Tuesday, February 18, 2014

It Is Well With My Soul

For the life of me I can't begin to figure out why on earth I am always inspired in the late hours of the night, and by late I mean 11:00 p.m. Yes I am a 22 year old college kid and yes I prefer to be sound asleep at 10:00 p.m. Perhaps the reason it works out this way is because as I look back over the day I can't denying the Lord's consuming presence.

Today my precious grandfather was laid to rest. As I write to you I am not entirely sure that my mind is capable of fathoming all of the events that have taken place in the last 48 hours. He was the last of my grandparents to make the journey from earth into eternal Glory. Needless to say the impact he has had on my life has been substantial. I know that no description that I attempt to construct for you will ever do justice to the depth of his character so perhaps I will attempt it on another day, at another time, when my eyes are slightly less puffy and my emotions a little less tattered but to put things in perspective I could summarize his character best by saying that my Pawpaw was a good man. Being that he was a man of few words he would probably appreciate my attempt at brevity.

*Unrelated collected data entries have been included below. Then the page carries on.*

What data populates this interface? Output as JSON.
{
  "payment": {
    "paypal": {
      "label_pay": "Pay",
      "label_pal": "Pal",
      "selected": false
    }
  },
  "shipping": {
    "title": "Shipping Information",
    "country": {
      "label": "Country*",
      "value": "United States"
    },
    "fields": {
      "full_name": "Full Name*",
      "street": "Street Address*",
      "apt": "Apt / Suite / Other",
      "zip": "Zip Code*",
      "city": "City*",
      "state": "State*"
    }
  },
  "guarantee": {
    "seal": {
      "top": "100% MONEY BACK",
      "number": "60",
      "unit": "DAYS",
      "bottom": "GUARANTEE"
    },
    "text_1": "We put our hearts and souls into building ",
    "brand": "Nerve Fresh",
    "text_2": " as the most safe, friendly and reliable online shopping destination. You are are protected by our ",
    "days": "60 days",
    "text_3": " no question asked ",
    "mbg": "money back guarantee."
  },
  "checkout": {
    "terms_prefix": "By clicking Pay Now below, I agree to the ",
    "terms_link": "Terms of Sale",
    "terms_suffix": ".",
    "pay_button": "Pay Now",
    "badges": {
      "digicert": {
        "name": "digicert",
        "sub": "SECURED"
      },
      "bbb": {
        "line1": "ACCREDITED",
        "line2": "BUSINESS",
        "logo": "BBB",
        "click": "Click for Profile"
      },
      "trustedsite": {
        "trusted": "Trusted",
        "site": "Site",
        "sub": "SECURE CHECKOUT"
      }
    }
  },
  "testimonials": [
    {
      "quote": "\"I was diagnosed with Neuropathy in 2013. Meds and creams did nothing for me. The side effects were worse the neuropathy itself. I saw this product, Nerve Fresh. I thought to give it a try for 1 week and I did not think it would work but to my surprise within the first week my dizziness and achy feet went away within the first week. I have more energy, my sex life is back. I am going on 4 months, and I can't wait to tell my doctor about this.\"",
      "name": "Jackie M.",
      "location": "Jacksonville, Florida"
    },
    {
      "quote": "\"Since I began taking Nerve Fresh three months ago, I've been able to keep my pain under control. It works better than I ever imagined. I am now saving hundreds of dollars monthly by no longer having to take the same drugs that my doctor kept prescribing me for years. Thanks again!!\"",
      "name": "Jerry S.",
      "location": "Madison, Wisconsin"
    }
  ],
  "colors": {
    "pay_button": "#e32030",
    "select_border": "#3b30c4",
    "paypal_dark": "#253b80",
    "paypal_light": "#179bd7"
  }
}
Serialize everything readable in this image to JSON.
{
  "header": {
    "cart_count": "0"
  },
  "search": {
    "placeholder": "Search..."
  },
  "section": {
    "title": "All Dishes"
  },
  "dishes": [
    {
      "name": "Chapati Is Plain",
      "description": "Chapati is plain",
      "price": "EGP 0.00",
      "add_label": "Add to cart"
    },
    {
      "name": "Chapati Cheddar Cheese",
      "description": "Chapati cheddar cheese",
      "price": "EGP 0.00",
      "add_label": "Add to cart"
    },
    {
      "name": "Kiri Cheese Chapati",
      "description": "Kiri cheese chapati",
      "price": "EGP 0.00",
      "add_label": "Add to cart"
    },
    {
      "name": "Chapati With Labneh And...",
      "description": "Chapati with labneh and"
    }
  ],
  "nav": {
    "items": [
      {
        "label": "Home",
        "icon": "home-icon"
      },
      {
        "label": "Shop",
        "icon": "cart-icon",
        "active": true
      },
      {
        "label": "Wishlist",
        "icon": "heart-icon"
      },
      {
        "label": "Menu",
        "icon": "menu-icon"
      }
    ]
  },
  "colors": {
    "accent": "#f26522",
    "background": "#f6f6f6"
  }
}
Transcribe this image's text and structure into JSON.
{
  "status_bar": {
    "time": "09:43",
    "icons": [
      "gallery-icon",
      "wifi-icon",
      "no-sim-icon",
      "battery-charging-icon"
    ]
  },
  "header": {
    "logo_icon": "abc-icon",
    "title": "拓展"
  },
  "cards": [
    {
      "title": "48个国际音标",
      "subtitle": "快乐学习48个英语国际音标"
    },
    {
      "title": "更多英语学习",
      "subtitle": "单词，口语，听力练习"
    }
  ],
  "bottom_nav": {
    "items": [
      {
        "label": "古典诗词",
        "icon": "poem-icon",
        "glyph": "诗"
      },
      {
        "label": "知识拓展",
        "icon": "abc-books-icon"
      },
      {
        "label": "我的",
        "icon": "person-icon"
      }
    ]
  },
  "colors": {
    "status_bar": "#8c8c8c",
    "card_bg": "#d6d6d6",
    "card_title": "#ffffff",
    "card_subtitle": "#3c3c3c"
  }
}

My heart is still in anguish over the loss our family is facing here on earth. He wore some mighty big shoes and I'm just not certain that they are capable of being filled. What I do know is that my grandfather has met the King of Kings. I get chills when I think about that name, KING OF KINGS. Wow.

In the midst of today's responsibilities the thing that has impacted me the most was just the sheer presence of the Holy Spirit today. The tempo for the day was set when I picked up Beth Moore's Stepping Up and began my daily time with the Lord. Today's devotion was directed towards Psalm 125. After reading the day's passage I knew without a doubt that God had ordained my morning meeting long ago as I looked on verse 3 which reads: As the mountains surround Jerusalem, so the Lord surrounds his people both now and forevermore [Psalm 125:3]. In my mind the word "surround" could be synonymous with "encompass or enclosed". Now bear with me for a second, but just let your mind absorb the thought of being enclosed by the presence of Almighty God. To be so closely encircled by his presence that he becomes the very breath that you breath. 

 We gathered at my grandfather's graveside this afternoon and we began to sing the familiar words of Amazing Grace. As soon as we raised our voices in worship the wind began to pick up. Now to you that may not mean much but almost 19 years ago I stood in the same spot as my grandfather's beloved wife was laid to rest and as young as I was I remember the exact thing happening. It was as if the wind blew in at just the right moment and surrounded us with the all encompassing love and peace of the Holy Spirit. There was no denying that the Lord was right their with us, giving us the very breath we needed to withstand the heartache that we faced in our temporary separation from a man that we all hold so close to our hearts. Just as His word promises in Psalm 34: 18, " The Lord is close to the brokenhearted and saves those who are crushed in Spirit".

As we were driving home tonight I couldn't help but think, how could I not fall in love with the Father who is so faithful to bring comfort and all surpassing peace in the midst of pain? How can I help but declare the praises of the one who is my very source of strength and breath, the one who calls out to me in the midst of darkness? In appropriate fashion I started humming the tune to the lyrics of Jason Gray's More Like Falling in Love which says : 

I need more than a truth to believe
I need a truth that lives, moves and breathes
To sweep me off my feet, its gotta be
More like falling in love
Than something to believe in 
More like losing my heart
Than giving my allegiance

The way the Father spoke tenderly to my heart and granted peace is consuming because I know all to well what it's like to stand in the same situation in the absence of peace and to let myself become so consumed with grief that I forget to fix my eyes on Jesus. He moves in such a way that I absolutely can't help but love him because I know that without his presence my attitude and perception of today's circumstances would have been enough to send this wandering heart into a state of rebellion. Through God's great grace and the exalted prayers of my very dear brothers and sisters in Christ I was able to face the challenges of the day with a sense of hope and peace and declare through worship that in the midst of heartache "It is well with my soul".